Here are the materials in Wadkins v. State of Oklahoma (Okla. Cr. Crim. App.):
The State’s evidence did not refute Wadkins’s evidence of recognition in any meaningful way. The State called one witness, namely Michael Williams, a special agent with the Department of Corrections with expert knowledge of the current prison gangs. Williams testified that the UAB is a white supremacist gang. While there are presently five to ten Native American gangs, he admitted the only Indian gang in existence when Wadkins first went to prison was the Indian Brotherhood. He was unaware of any present affiliation between the UAB and Indian Brotherhood gangs, but admitted gangs sometimes align. He confirmed that DOC records reflected that Wadkins is a former member of the UAB and that Wadkins’s UAB tattoos have been defaced. His testimony neither refuted Wadkins’s evidence of tribal recognition nor showed Wadkins’s membership in the UAB was a renouncement of his Indian status.

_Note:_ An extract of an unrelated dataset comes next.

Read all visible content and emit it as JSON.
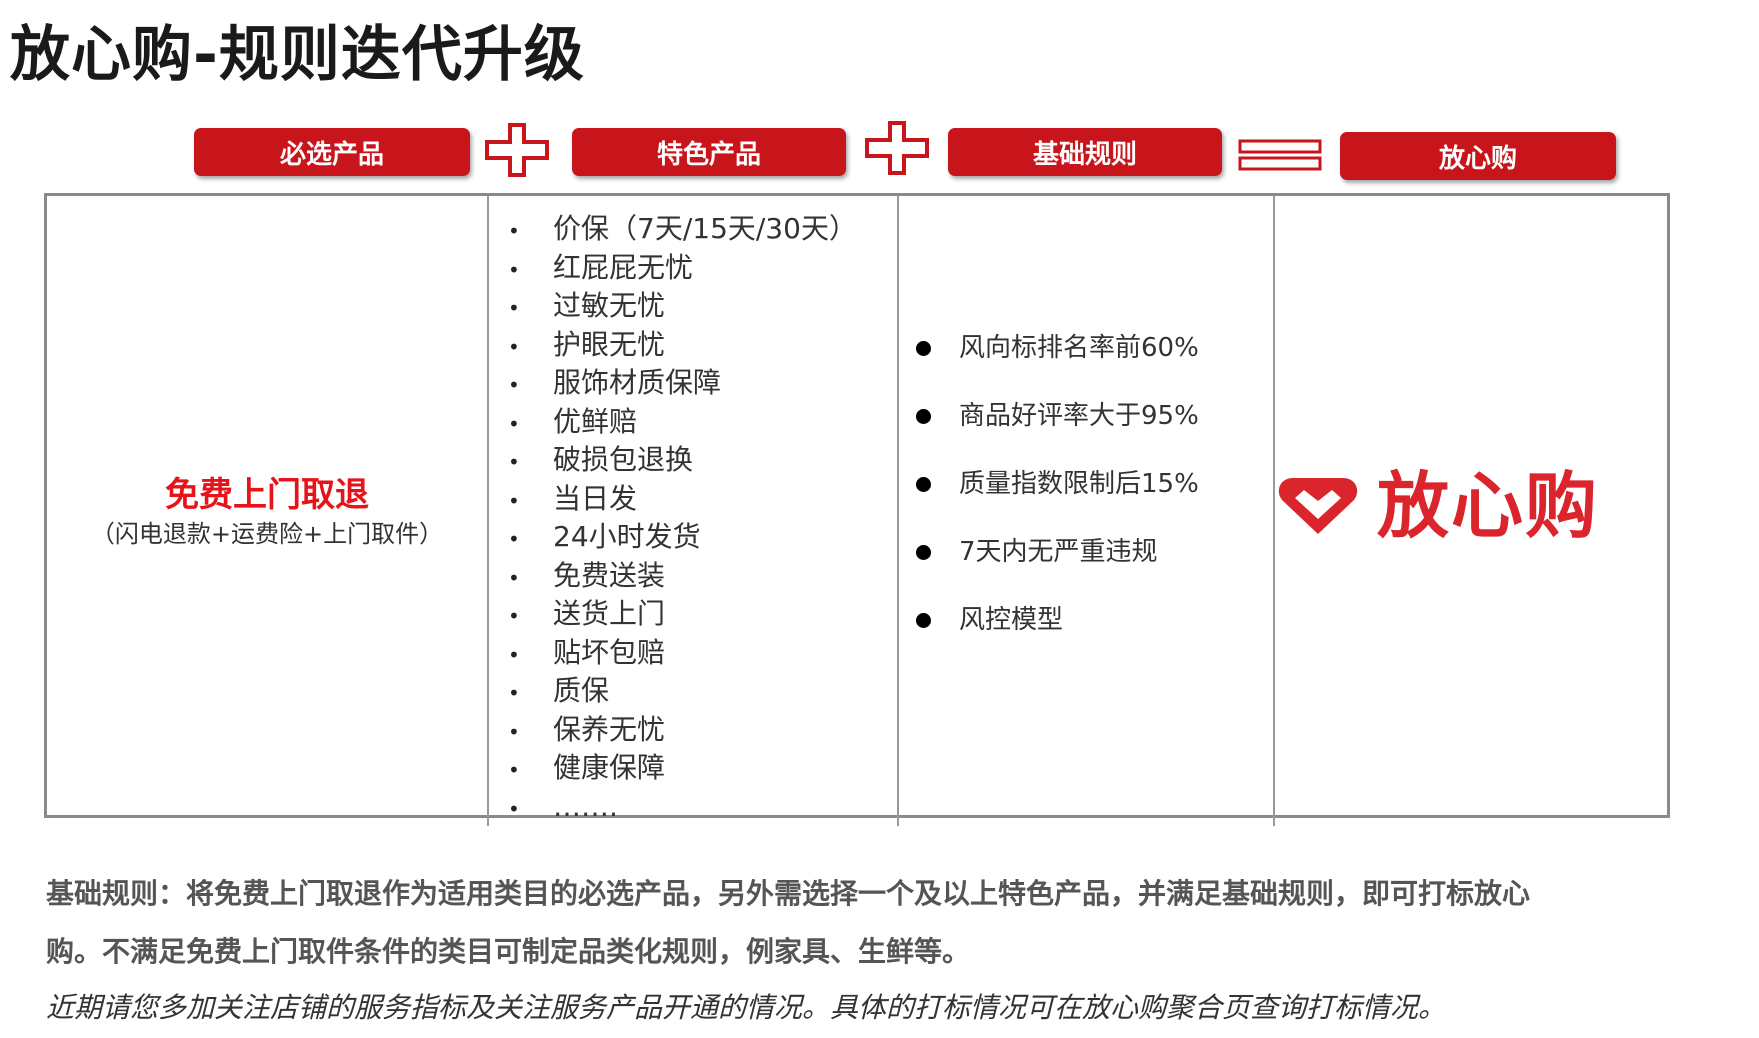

The district court’s conclusion–that Wadkins failed to establish recognition–is not supported by the record. While eligibility for tribal membership alone is insufficient to prove recognition, Wadkins’s subsequent enrollment coupled with the other factors, specifically his possession of a CDIB card since childhood and receipt of Indian health services, showed he was recognized as Indian by the Choctaw Nation. Because he is an Indian for purposes of federal criminal law and the charged crimes occurred in Indian Country, the State lacked jurisdiction over this matter.